Upaya membangun Koordinasi dalam gugus tugas dalam rangka
Penindakan Tindak Pidana Perdagangan Orang (TPPO).
Dalam upaya penegakan hukum TPPO, Polri melakukan
upaya hubungan lintas sektor dengan unsur Polri,
Jaksa, Hakim dan Lembaga pemasyarakatan serta Advokat atau Criminal
Justice System (CJS) dalam
gugus tugas dengan memperbanyak koordinasi guna melakukan gelar
perkara sehingga perkara atau kasus yang ada tidak berhenti dengan
alasan politis terutama kekurangan berkas perkara atau P19.
Agar gelar perkara berhasil mendapatkan tersangka
sesuai dengan peraturan berlaku maka koordinasi sangat perlu dibina
terutama dengan unsur CJS yang ada di gugus tugas dengan cara :
melakukan sosialisasi bersama berkaitan undang-undang yang
berhubungan dengan TPPO, latihan gelar perkara bersama Polri,
Jaksa, Hakim dan Lembaga pemasyarakatan serta Advokat atau Criminal
Justice System (CJS), dan pembuatan
MOU terkait penegakan hukum TPPO.Upaya membangun kerjasama Polri dengan Pemda dalam
gugus tugas yang beranggotakan wakil-wakil dari pemerintah, penegak
hukum, organisasi masyarakat, lembaga swadaya masyarakat, organisasi
profesi dan peneliti / akademisi agar sesuai dengan yang telah
ditetapkan maka sangat diperlukan suatu proses manajemen yang
merupakan suatu usaha menciptakan dan memelihara situasi kamtibmas
yang mantap dan dinamis secara efektif dan efisien yang dilaksanakan
oleh segenap kesatuan Polri yang dimulai dari tahap perencanaan,
pengorganisasian, pelaksanaan dan pengendaliannya.

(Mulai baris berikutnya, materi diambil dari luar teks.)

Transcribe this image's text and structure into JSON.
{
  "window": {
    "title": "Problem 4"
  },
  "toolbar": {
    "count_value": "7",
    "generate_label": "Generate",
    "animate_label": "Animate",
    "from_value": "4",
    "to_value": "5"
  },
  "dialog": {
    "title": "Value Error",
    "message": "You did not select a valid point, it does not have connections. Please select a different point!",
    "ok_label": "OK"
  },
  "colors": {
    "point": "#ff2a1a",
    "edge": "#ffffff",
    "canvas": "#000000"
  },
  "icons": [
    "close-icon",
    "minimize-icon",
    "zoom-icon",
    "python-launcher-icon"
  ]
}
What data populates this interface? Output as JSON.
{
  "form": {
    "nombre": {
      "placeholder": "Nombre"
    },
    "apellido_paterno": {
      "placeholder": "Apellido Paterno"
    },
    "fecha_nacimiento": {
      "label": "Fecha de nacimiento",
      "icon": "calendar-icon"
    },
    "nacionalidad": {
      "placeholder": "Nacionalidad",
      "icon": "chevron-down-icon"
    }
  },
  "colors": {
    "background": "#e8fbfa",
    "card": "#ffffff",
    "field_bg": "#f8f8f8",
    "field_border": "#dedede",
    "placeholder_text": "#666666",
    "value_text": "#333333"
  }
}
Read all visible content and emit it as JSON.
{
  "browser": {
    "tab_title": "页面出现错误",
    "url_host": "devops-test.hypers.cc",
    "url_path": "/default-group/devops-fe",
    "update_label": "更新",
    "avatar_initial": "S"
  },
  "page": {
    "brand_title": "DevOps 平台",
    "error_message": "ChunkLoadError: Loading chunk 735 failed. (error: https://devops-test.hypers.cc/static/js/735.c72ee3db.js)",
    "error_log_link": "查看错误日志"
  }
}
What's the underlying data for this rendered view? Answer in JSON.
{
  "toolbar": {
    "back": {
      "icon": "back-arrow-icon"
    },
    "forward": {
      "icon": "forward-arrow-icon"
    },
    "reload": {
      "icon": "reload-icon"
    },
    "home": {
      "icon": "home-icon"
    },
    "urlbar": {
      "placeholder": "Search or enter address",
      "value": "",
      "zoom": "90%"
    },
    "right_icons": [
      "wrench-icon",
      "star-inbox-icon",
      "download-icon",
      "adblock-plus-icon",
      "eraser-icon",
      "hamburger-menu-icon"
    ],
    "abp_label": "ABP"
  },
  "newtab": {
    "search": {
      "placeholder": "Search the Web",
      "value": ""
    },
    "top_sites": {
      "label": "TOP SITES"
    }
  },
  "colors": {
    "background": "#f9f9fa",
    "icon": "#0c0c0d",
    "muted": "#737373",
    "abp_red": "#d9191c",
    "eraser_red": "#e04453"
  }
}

Perencanaan. Dalam menyusun perencanaan strategis,
diharapkan Pimpinan Polri menetapkan skala prioritas, produk
perencanaan dan kegiatan perencanaan. Produk perencanaan dalam
membangun kerjasama dengan Pemda guna mengantisipasi TPPO berupa :
membuat rencana kerja tahunan (RKT), penetapan kinerja yang akan di
laksanakan dalam membangun kerjasama, membuat laporan bulanan,
mingguan dan harian terkait dengan perkembangan TPPO.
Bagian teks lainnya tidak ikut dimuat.